After our visit to the Palace, we again boarded our accessible tour bus for a drive through Estoril’s promenade to the quaint and lovely resort town of Cascais. This area of Portugal’s coastline included modern and historic homes and is a well-known fishing town with calm beaches in one area and a more robust beach area with jagged rocks and waves. There were plenty of shops, restaurants and a museum for visitors, most of which were accessible. We enjoyed walking along the sidewalks next to the beach and up a hill past the museum and a small zoo. Then we again boarded our bus to leave for the westernmost point of the Sintra Mountain Range of mainland Portugal and continental Europe, Cabo da Roca (Cape Roca).

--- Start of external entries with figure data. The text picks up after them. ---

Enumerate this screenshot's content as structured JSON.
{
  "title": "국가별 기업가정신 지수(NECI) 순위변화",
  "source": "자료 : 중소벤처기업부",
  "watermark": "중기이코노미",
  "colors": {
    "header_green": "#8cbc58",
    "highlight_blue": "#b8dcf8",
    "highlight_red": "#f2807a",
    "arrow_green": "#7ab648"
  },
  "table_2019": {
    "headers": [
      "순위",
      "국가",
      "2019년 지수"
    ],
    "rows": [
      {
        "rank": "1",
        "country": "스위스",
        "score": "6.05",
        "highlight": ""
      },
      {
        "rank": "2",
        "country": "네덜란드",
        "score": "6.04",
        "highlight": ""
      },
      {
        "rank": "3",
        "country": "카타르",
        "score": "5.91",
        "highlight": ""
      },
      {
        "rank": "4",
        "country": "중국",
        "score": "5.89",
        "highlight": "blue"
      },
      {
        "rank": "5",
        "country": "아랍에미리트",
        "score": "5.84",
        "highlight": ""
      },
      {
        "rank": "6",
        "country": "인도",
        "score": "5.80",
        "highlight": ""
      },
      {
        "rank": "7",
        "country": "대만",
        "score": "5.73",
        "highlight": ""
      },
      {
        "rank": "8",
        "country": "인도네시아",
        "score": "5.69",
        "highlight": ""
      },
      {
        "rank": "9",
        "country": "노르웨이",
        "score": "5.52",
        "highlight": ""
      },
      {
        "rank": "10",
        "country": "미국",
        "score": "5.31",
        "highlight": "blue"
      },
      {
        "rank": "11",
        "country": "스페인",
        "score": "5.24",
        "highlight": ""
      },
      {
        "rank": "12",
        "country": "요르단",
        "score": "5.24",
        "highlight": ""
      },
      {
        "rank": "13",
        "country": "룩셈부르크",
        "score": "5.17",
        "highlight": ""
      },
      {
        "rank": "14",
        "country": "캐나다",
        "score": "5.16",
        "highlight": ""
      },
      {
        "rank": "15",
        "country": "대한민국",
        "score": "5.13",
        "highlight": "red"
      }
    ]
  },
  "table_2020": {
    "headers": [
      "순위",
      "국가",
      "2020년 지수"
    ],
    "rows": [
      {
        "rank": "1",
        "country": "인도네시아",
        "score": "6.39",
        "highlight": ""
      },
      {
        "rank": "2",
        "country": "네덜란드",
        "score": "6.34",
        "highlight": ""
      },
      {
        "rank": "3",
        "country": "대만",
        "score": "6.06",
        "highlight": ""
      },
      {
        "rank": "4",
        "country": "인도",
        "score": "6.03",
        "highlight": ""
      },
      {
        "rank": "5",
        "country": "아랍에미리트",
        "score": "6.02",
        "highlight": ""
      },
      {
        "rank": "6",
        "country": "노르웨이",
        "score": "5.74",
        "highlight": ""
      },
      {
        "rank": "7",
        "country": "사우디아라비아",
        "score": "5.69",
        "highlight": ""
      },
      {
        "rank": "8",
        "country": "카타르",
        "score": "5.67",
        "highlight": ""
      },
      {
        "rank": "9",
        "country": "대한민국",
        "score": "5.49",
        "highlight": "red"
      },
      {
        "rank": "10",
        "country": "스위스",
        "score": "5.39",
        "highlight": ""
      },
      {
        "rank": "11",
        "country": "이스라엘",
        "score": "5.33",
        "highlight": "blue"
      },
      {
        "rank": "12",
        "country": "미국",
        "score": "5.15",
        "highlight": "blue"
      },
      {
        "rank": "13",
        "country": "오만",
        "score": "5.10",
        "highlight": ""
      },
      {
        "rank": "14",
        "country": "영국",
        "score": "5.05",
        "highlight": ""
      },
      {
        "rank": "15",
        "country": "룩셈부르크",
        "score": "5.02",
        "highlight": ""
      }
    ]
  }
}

Our drive along the serene beaches to our next stop was scenic and, in some ways, peaceful. The empty beaches and crashing waves were alluring and dotted by oceanside restaurants and places where you could stop and enjoy the view. We had reservations at the Furnas de Guincho restaurant and you could not ask for a more perfect place to have a meal. Resting on the small stone cliffs literally at the ocean’s edge, our group enjoyed a succulent meal of steamed shrimp appetizer, a traditional shrimp and clam soup, followed by a bowl of fresh fruit topped with a raspberry gelato. I could have easily spent the rest of the day here on the outdoor deck and wrap-around bar area overlooking the ocean, but we had to leave for Cabo da Roca.
It felt as if the roads became narrower as we drove to Cabo da Roca, with little or no guard rails to prevent any vehicle from plunging off the edge into steep ravines below – all of which added a little excitement to the drive, even though we had no worries thanks to the expert driving by Susana. We arrived at Cabo da Roca just about an hour and a half before sunset and it seemed like the timing was perfect. We made our way off the bus and down a small accessible pathway to the monument which officially marked Cabo da Roca. It was remarkable to be at that point at the right time and watch the sunset as we gazed across the ocean.
Thank you, Jose, Carolina, Susana, Susana, Ricardo, and our amazing tour guide, Pedro!